Thursday, April 22, 2010

Just Say Noprah

“A panini maker is the thing to have.” Oprah Winfrey

Susan Reimer, the very funny Baltimore Sun columnist, once wrote an article listing things experts recommend that we do each day. As I recall (and can’t verify because someone borrowed my autographed collection of Reimer’s columns—if it was you, would you please return it?) the list consisted of around fifty items including “stretch,” “floss,” “eat five fruits and vegetables,” “walk in nature,” “try something new,” “clean off your desktop,” “read for pleasure,” “laugh out loud,” “find three items to donate/trash,” “lay out your clothes for the next morning,” “find time for you,” and “get enough sleep.” Woah—doesn’t leave much time for a shower (unless you’re wiping down the walls with a squeegee, another item on the list).

And these recommendations were nothing compared to the number of tasks Robyn Okrant attempted in the highly entertaining Living Oprah: My One-Year Experiment to Walk the Walk of the Queen of Talk. Okrant’s mission for 2008 was to follow all of the advice disseminated by the admirable and successful Ms. Winfrey via her show and O magazine. She used Oprah’s web site as an additional resource—for example, when husband Jim became a little irritated after she told him Oprah said his bedside TV had to go, she searched Oprah.com for relationship advice.

Okrant says she launched the Living Oprah project to investigate whether she could really “Live Her Best Life” (Winfrey’s mantra) by following someone else’s idea of what a Best Life is. In the first month, she spent over $700 and almost 100 hours on assignments such as concocting Blueberry Oatmeal bars with a hidden layer of spinach (“like green slime”) and incorporating sea life into her décor. She has her clothes tailored, changes her lightbulbs to energy-efficient ones, and names five terrific things about herself. She adds a fabulous chair to each room ($429.62).

Within the next month her husband is remarking “That shirt is totally cutting that lady in half. It’s a really bad length for her body type” (watch Oprah much??) and Okrant is regularly contemplating the state of her fecal matter (according to Oprah’s team doctor Mehmet Oz, it’s supposed to be S-shaped). “Not only do I stare at myself in every reflection I pass to make certain I am acceptably dressed,” Okrant remarks, “but now I need to study the toilet bowl to make sure I’m a proper pooper.”

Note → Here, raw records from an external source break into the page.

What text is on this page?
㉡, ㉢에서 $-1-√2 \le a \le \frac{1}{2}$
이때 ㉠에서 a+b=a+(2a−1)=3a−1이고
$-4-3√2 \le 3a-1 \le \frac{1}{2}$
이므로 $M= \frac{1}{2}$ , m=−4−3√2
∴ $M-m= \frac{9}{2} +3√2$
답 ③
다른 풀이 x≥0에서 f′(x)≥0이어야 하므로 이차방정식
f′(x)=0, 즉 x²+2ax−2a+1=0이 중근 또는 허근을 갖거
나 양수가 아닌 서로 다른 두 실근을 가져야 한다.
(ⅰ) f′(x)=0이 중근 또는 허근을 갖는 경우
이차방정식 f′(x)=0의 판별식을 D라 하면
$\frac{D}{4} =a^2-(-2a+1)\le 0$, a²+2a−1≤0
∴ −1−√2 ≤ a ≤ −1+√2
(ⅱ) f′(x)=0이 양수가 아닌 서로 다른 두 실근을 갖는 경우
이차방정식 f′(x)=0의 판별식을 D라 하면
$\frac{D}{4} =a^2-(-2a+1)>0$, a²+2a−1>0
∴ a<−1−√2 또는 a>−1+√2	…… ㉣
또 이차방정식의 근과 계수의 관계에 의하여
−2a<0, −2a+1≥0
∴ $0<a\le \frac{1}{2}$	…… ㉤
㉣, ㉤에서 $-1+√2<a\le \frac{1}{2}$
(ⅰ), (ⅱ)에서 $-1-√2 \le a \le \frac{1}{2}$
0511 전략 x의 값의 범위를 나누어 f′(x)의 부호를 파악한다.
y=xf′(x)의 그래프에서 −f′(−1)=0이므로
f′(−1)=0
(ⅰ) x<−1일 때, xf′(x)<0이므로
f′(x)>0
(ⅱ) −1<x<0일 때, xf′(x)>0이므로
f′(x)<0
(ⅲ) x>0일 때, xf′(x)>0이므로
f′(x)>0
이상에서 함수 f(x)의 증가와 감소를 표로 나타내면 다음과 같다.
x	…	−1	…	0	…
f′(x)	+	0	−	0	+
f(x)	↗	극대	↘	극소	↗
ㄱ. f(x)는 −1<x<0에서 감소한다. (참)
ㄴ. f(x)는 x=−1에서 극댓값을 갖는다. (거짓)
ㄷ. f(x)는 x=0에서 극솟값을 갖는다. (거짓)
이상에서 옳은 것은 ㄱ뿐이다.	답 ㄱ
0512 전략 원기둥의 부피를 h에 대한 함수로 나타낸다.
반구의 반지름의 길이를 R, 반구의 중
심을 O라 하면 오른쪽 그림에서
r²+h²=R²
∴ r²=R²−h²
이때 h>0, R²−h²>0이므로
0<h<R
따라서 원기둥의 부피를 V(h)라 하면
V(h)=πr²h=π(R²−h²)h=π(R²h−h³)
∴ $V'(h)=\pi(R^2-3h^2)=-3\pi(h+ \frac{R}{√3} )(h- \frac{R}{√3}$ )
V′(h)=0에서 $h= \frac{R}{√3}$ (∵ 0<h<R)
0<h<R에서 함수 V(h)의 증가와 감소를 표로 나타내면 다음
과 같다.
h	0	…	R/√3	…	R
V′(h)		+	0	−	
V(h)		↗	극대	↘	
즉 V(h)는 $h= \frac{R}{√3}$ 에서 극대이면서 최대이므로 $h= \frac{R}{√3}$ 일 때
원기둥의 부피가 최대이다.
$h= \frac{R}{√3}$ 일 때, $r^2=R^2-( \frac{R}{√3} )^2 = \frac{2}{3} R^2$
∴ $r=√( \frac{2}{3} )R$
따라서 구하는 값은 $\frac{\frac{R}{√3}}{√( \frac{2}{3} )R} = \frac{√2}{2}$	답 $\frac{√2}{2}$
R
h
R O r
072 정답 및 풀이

As the task list and the number of people following her progress via her Living Oprah blog grow exponentially, Okrant struggles to reconcile O’s advice to think about consumption with her recommendation to immediately purchase a new pink cell phone. She reflects that although from the outside things look good—she is dressing more stylishly, getting in better shape and advancing her writing career—she often feels tired and stressed. “While the pressure of making the wrong choice is lifted from my shoulders,” she reflects, “….life in this manner is like an endless run on a woman-sized gerbil wheel.”

Okrant is a yoga teacher, writer and performer, her husband is an artisan, and she was completing a graduate degree at the time the project was going on. Somehow she made it through a year in which she invested almost $5000 and 1200 hours to live (sort of) like Oprah, and even kept her sense of humor and what seems to be a genuine fondness for the Queen of Talk. I would have bailed the day I had to wear those leopard-print flats (“They go with nothing, so they go with everything!”) to the Celine Dion concert.

At the end of the year, Okrant admits, the results were mixed. She acknowledges that she gained “incredible insight into how I might achieve a happier, more fulfilling life,” but also gets that she'll never find her best self by seeking the approval of others. Of course, perpetuating standards many of us will never be able to live up to is profitable. Much of the self-help programming and media aimed at women exist because of our constant state of dissatisfaction with ourselves; if all of this stuff worked, we wouldn’t need it. And clearly the industry expects us to fail and try again—even O magazine ran a story entitled “If You’ve Gained Back Every Pound.”

For me, it’s not about the panini maker, although I do enjoy O magazine and would like to give Oprah a big hug for introducing me to Not Your Daughter’s Jeans. I think Okrant sums it up well: “The biggest compliment I can give Oprah is to acknowledge and appreciate all the lessons I learned from her this year, and turn off my TV.”